The photopolymerization rate and activation energy of C60 rotations in fullerene and its molecular complexes

Abstract

The temperature dependence of the photopolymerization rate in pristine C60 and fullerene molecular complexes {Pt(dbdtc)2}•C60 and {Pt(nPr2dtc)2}•(C60)2 was studied. The Raman spectra measured in the temperature region 190–323 K exhibit an intensity increase of the dimer-related Ag(2) mode of the C60 molecule and a decrease of the monomer’s one under long laser irradiation. The photopolymer content grows exponentially with the laser exposure time while the growth time constant decreases with the increase of temperature.
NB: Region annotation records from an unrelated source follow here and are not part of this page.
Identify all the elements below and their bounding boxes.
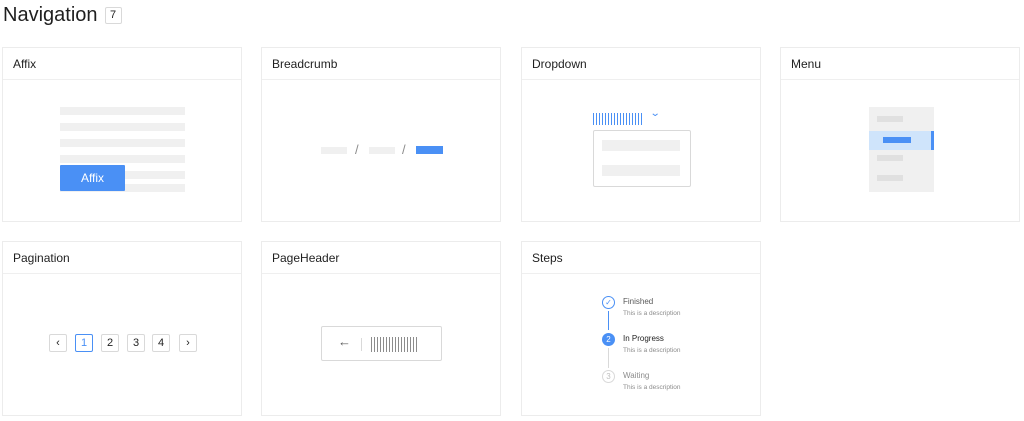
step-connector <box>608 348 609 368</box>
card-breadcrumb[interactable]: Breadcrumb / / <box>261 47 501 222</box>
card-pageheader[interactable]: PageHeader ← <box>261 241 501 416</box>
dropdown-option <box>602 165 680 176</box>
pagination-page-2: 2 <box>101 334 119 352</box>
menu-item-active <box>869 131 934 150</box>
dropdown-trigger <box>593 113 644 125</box>
menu-item <box>877 175 903 181</box>
breadcrumb-current-item <box>416 146 443 154</box>
step-description: This is a description <box>623 384 681 391</box>
page-title: Navigation <box>3 4 98 26</box>
breadcrumb-separator: / <box>402 142 406 157</box>
page-title-row: Navigation 7 <box>3 4 122 26</box>
card-title-steps: Steps <box>522 242 760 274</box>
steps-preview: ✓ Finished This is a description 2 In Pr… <box>522 274 760 415</box>
placeholder-line <box>60 139 185 147</box>
menu-preview <box>781 80 1019 221</box>
placeholder-line <box>60 123 185 131</box>
step-description: This is a description <box>623 310 681 317</box>
step-title: Finished <box>623 297 654 306</box>
pagination-page-4: 4 <box>152 334 170 352</box>
card-title-breadcrumb: Breadcrumb <box>262 48 500 80</box>
card-menu[interactable]: Menu <box>780 47 1020 222</box>
step-title: Waiting <box>623 371 650 380</box>
breadcrumb-item <box>369 147 395 154</box>
card-affix[interactable]: Affix Affix <box>2 47 242 222</box>
affix-preview: Affix <box>3 80 241 221</box>
page-header-title <box>371 337 417 352</box>
card-pagination[interactable]: Pagination ‹ 1 2 3 4 › <box>2 241 242 416</box>
menu-panel <box>869 107 934 192</box>
back-arrow-icon: ← <box>338 334 351 349</box>
page-header-divider <box>361 338 362 351</box>
card-title-dropdown: Dropdown <box>522 48 760 80</box>
step-connector <box>608 311 609 330</box>
card-title-pagination: Pagination <box>3 242 241 274</box>
pagination-preview: ‹ 1 2 3 4 › <box>3 274 241 415</box>
step-description: This is a description <box>623 347 681 354</box>
pagination-prev-icon: ‹ <box>49 334 67 352</box>
card-dropdown[interactable]: Dropdown ⌄ <box>521 47 761 222</box>
card-steps[interactable]: Steps ✓ Finished This is a description 2… <box>521 241 761 416</box>
pagination-next-icon: › <box>179 334 197 352</box>
menu-item-label <box>883 137 911 143</box>
dropdown-preview: ⌄ <box>522 80 760 221</box>
dropdown-option <box>602 140 680 151</box>
step-number-icon: 3 <box>602 370 615 383</box>
step-number-icon: 2 <box>602 333 615 346</box>
pagination-page-1: 1 <box>75 334 93 352</box>
placeholder-line <box>60 107 185 115</box>
placeholder-line <box>60 155 185 163</box>
card-title-menu: Menu <box>781 48 1019 80</box>
breadcrumb-preview: / / <box>262 80 500 221</box>
breadcrumb-item <box>321 147 347 154</box>
menu-item <box>877 155 903 161</box>
step-title: In Progress <box>623 334 664 343</box>
chevron-down-icon: ⌄ <box>649 108 661 119</box>
breadcrumb-separator: / <box>355 142 359 157</box>
menu-item <box>877 116 903 122</box>
dropdown-panel <box>593 130 691 187</box>
pagination-page-3: 3 <box>127 334 145 352</box>
component-count-badge: 7 <box>104 6 122 24</box>
page-header-box: ← <box>321 326 442 361</box>
affix-button[interactable]: Affix <box>60 165 125 191</box>
menu-active-indicator <box>931 131 934 150</box>
card-title-pageheader: PageHeader <box>262 242 500 274</box>
check-icon: ✓ <box>602 296 615 309</box>
card-title-affix: Affix <box>3 48 241 80</box>
pageheader-preview: ← <box>262 274 500 415</box>
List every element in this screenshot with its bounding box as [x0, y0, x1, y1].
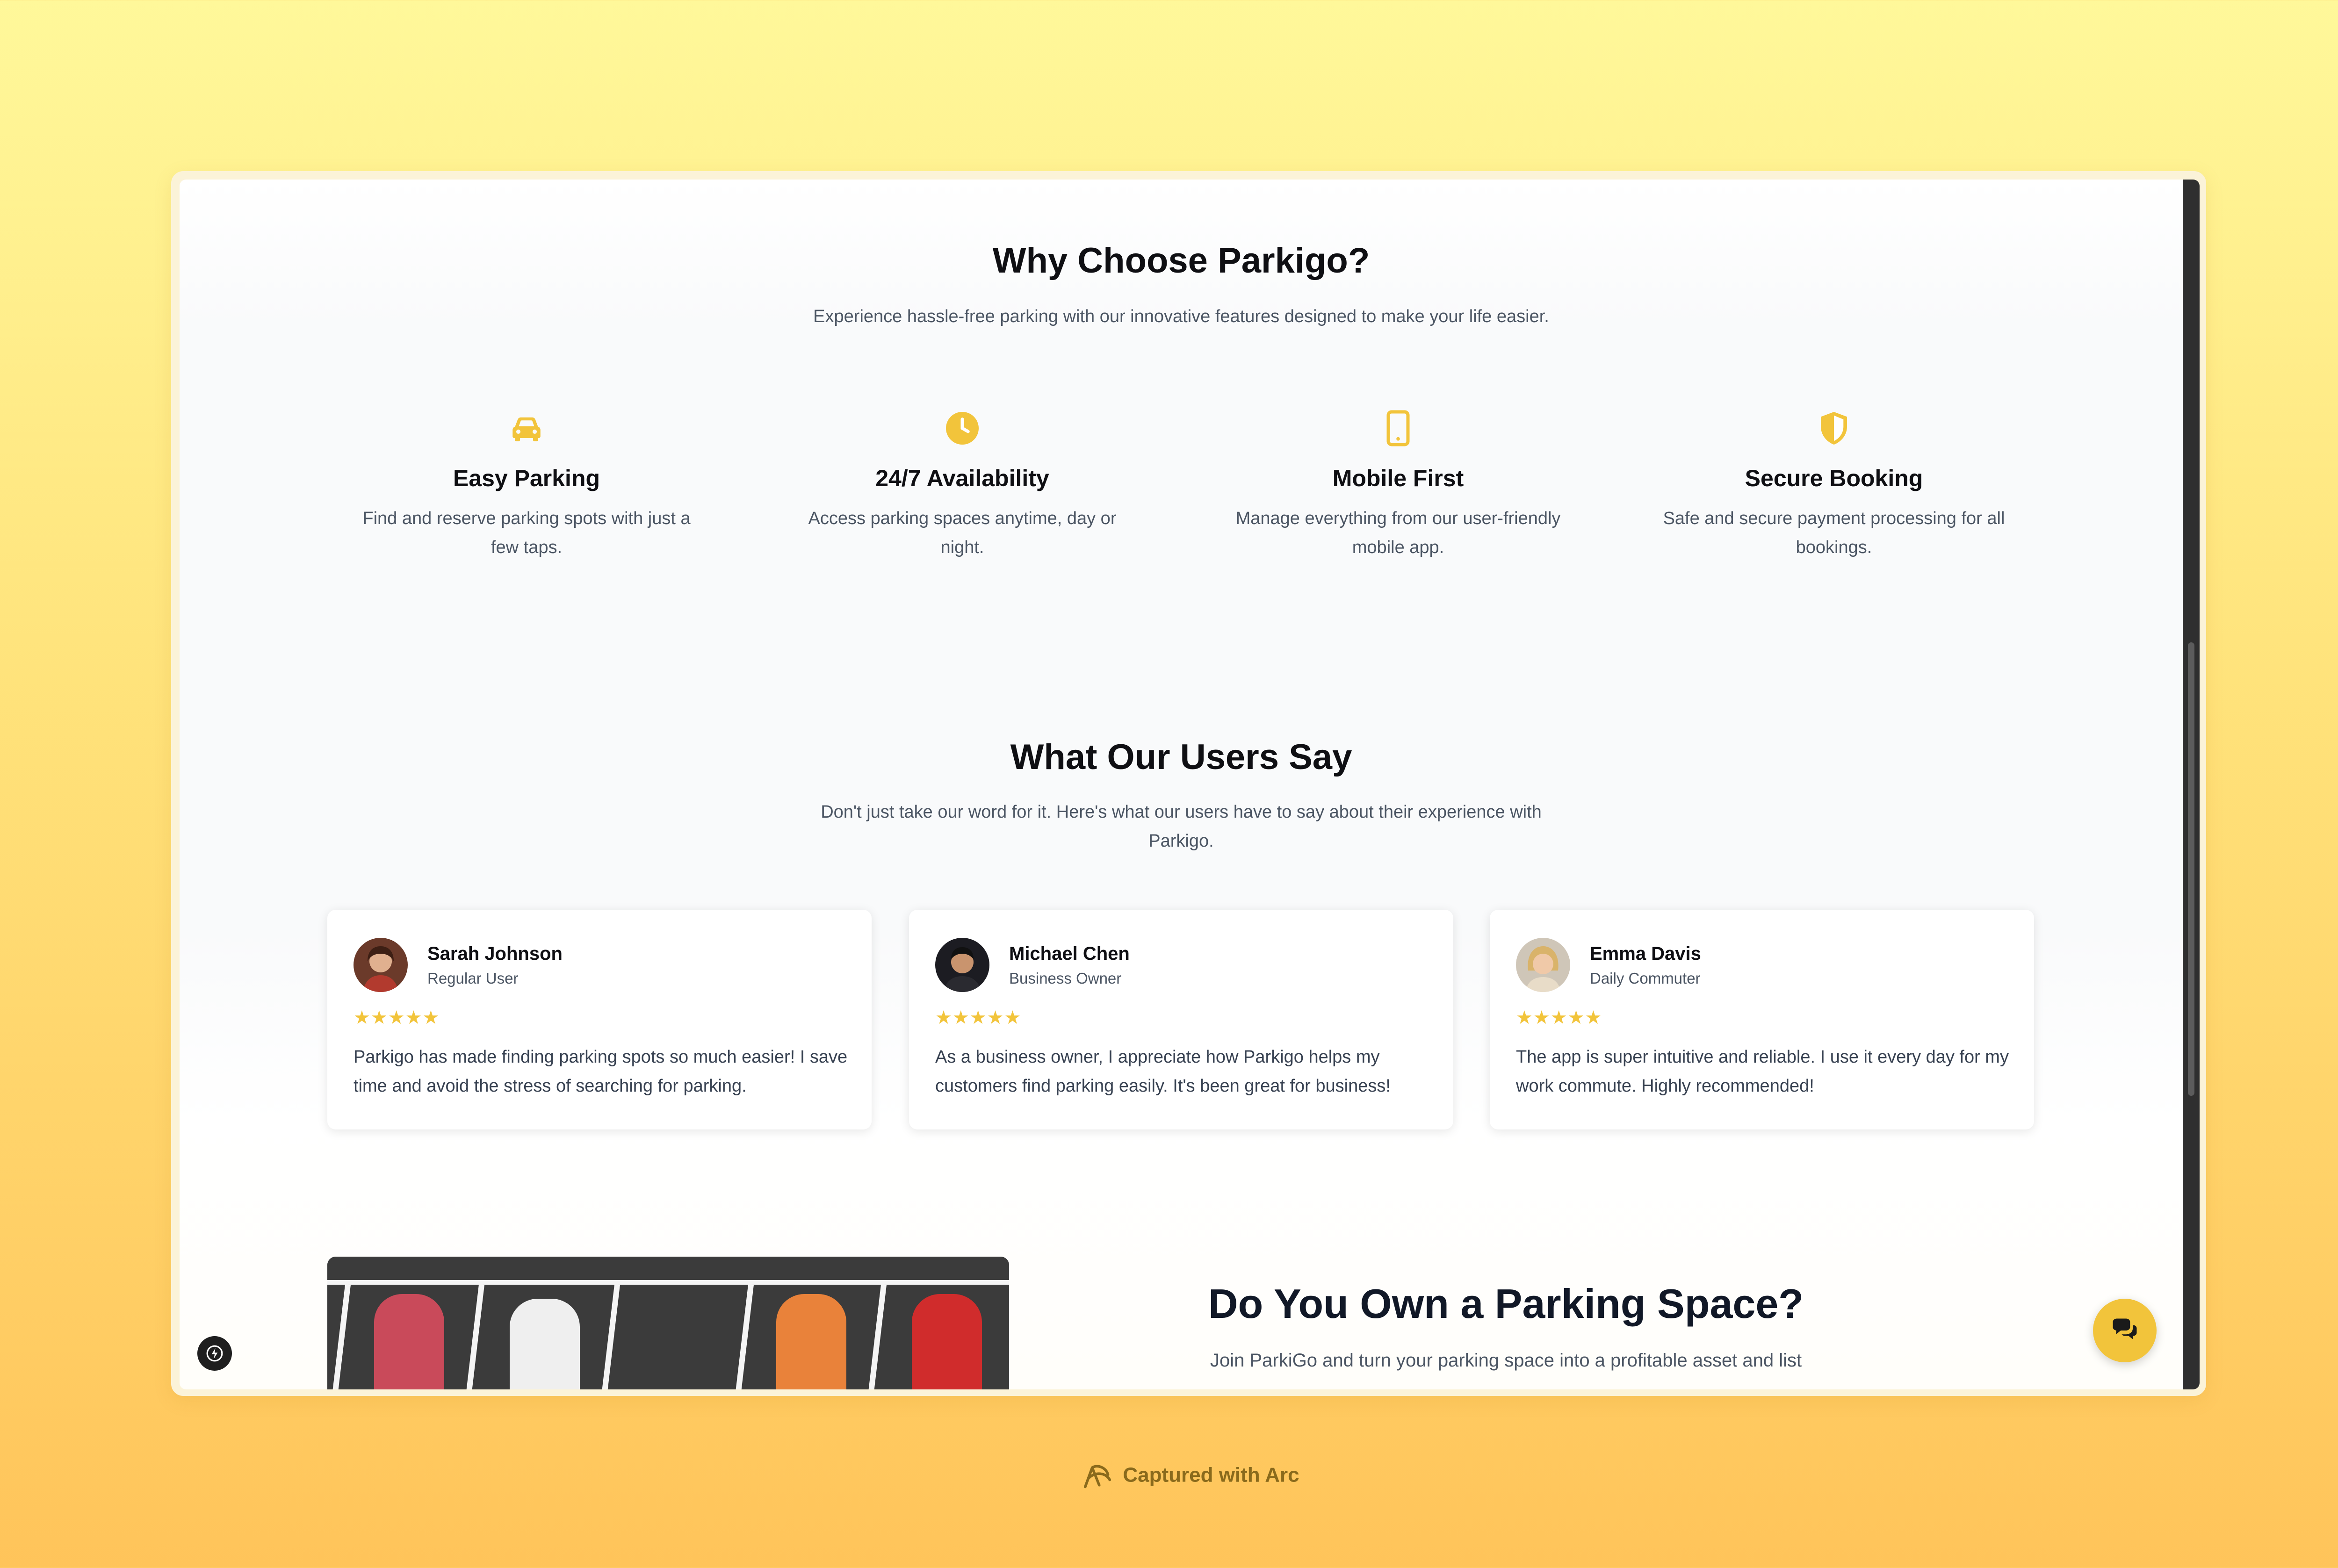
- testimonial-card: Michael Chen Business Owner ★★★★★ As a b…: [909, 910, 1453, 1129]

Since the polymerization via the 2 + 2 cycloaddition reaction necessitates the parallel orientation of double C = C bonds of neighboring C60 molecules, the acceleration of fullerene rotations at elevated temperatures affects the polymerization rate. The photopolymerization rate under fixed conditions of laser power, excitation wavelength and beam focusing exhibits an activation-type dependence on temperature. The activation energy EA, obtained from the Arrhenius dependence of the polymer growth time constant on the temperature, increases from (0.13 ± 0.01) eV and (0.18 ± 0.01) eV for {Pt(nPr2dtc)2}•(C60)2 and {Pt(dbdtc)2}•C60 molecular complexes to (0.24 ± 0.04) eV for pristine C60.